# The oldest hots keeper in the UK



## venomsearch (Apr 24, 2014)

hi guys and gals i`m new to the site but i was wondering if anyone knows who is the oldest hots keeper in the united kingdom. The reason for the question is that i am starting a paper on keeping venomous reptiles and the first chapter is on age thus the question so any help is much appreciated.

Thank you:2thumb:


----------



## GT2540 (Jan 31, 2012)

45 if that helps


----------



## murinus21 (Mar 6, 2014)

*re*

goto be pdr lol or mark


----------



## Tim Hallam (Aug 17, 2010)

I don't see what age has to do with anything but there are plenty of old rockers out there


----------



## Herptileeditor (Sep 9, 2012)

*Ageism!!!*

Hi guys & Girls. As Tim Hallam says age has NOTHING to do with anything. It's surely down to the time spent in the 'hobby' and experience gained - progressing through the 'stages' of reptile husbandry until ultimately keeping venomous.

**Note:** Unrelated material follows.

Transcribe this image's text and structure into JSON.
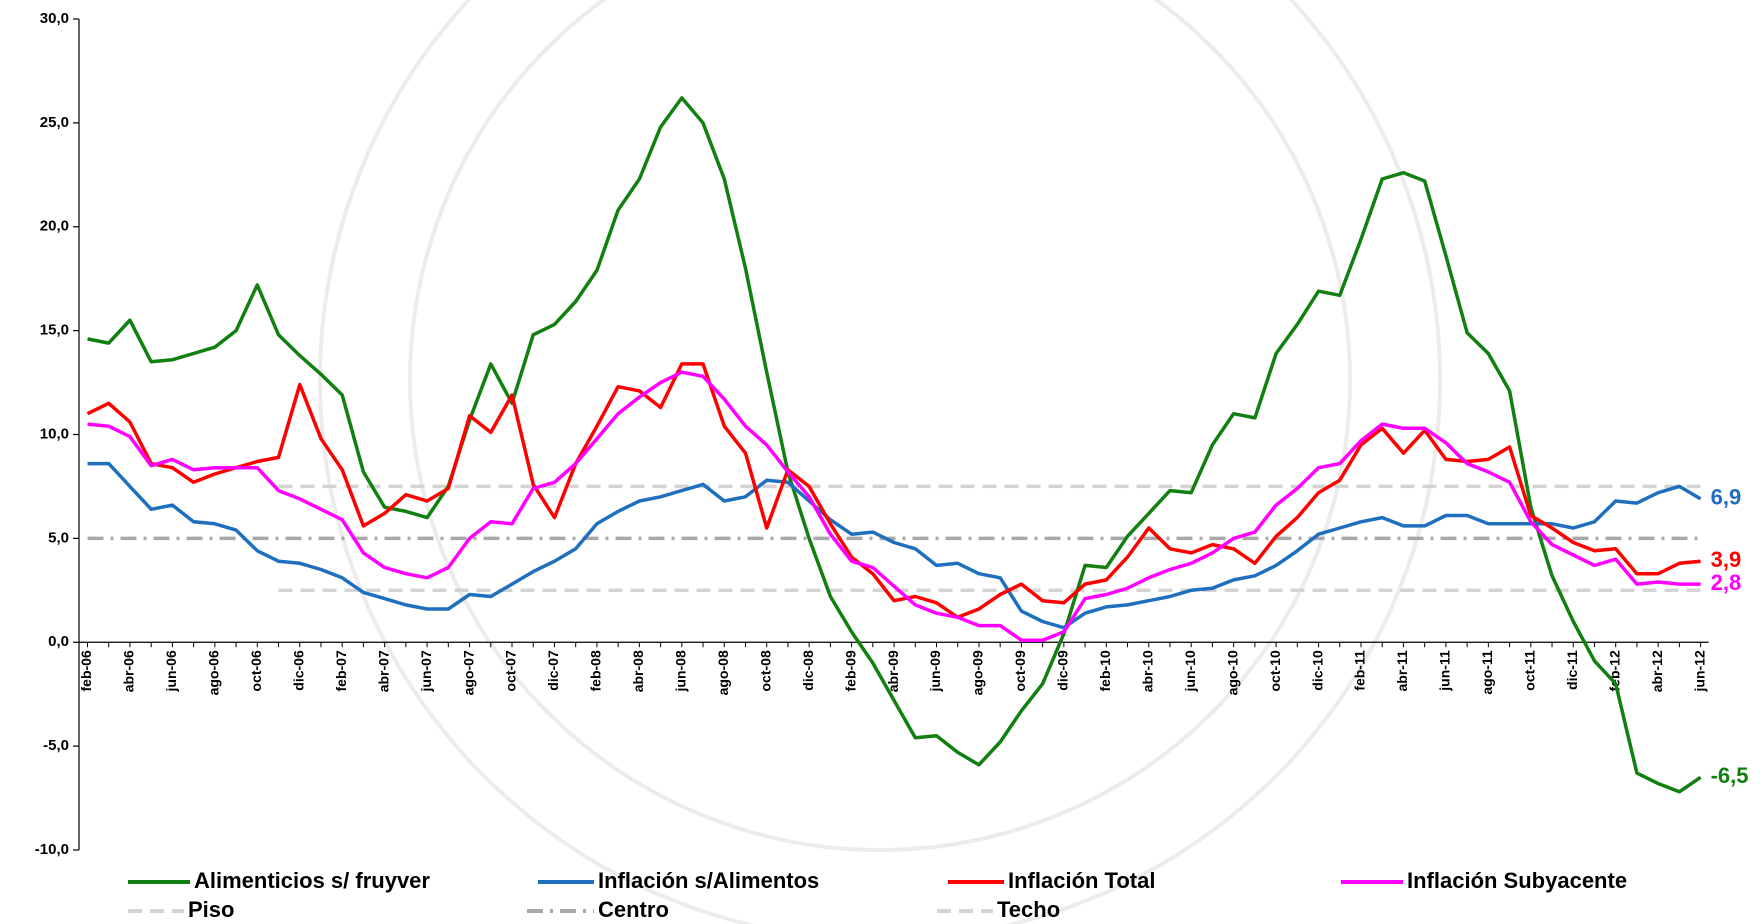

For the record, I am now 65!!!!!!!!!!!!!!!!!!!

Does this mean I get a medal:whistling2::whistling2:


----------



## SiUK (Feb 15, 2007)

I wonder who the youngest is. I was first licensed when I was 20.


----------



## PDR (Nov 27, 2008)

murinus21 said:


> goto be pdr lol or mark


I might have been keeping snakes since I was 6 years of age..... but I'm still NOT old thank you very much mg::mrgreen:


----------



## Chris Newman (Apr 23, 2007)

PDR said:


> I might have been keeping snakes since I was 6 years of age..... but I'm still NOT old thank you very much mg::mrgreen:


Yes you are....!!


----------



## projectalf (Mar 28, 2014)

Billy that had Kearsley tropical must be up there


----------



## KDale (Jan 26, 2014)

SiUK said:


> I wonder who the youngest is. I was first licensed when I was 20.


what’s the youngest your aloud to start the process


----------



## Tim Hallam (Aug 17, 2010)

you need to be 18 to hold a Licence to keep animals controlled under the Dangerous wild animals act, so legally that's the youngest. but there are some competent youngsters out there I'm sure .


----------